Could it be that these two are not in position by accident? Could it be that Bacalzo and Puno were put there through the insistence of the powerful bulong brigade? And if the powerful bulong birgade pushed Penoy to appoint Bacalzo and Puno to the 2 top posts that are responsible for eradicating jueteng, then it logically follows that some members of the bulong brigade might have vested interests in jueteng and would want the police and the DILG to be "in good hands".
Then comes the question everyone wants to ask: Could Penoy have received payola during his legislative term of office, and could he have received campaign contributions from Jueteng Lords? Is this the reason he was hesitant to say who his contributors were? Is this the real reason why Penoy is trying his best to ease out Sec. Robredo (a staunch anti-jueteng advocate) without making it look like a political maneuver?
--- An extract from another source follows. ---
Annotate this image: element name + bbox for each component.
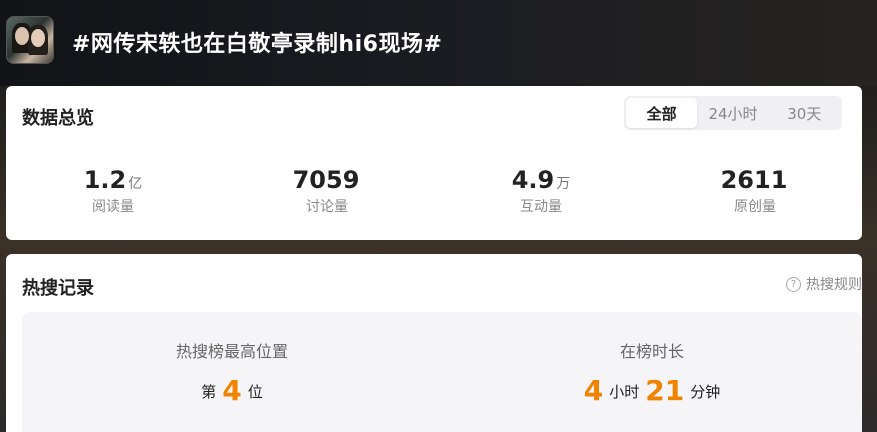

Let's face it. Penoy's announcement that jueteng is not in his list of priorities, plus the fact that he refuses to investigate allegations by retired Bishop Cruz that his top ranking officials are involved in jueteng or are receiving jueteng payolas, raises many eyebrows.
No matter which way you look at it, the situation is highly suspect, and the president has a lot to explain with regards to his seeming refusal to investigate his own men. With his actions, many cannot be faulted into thinking that the jueteng payola has reached the top of the political heap.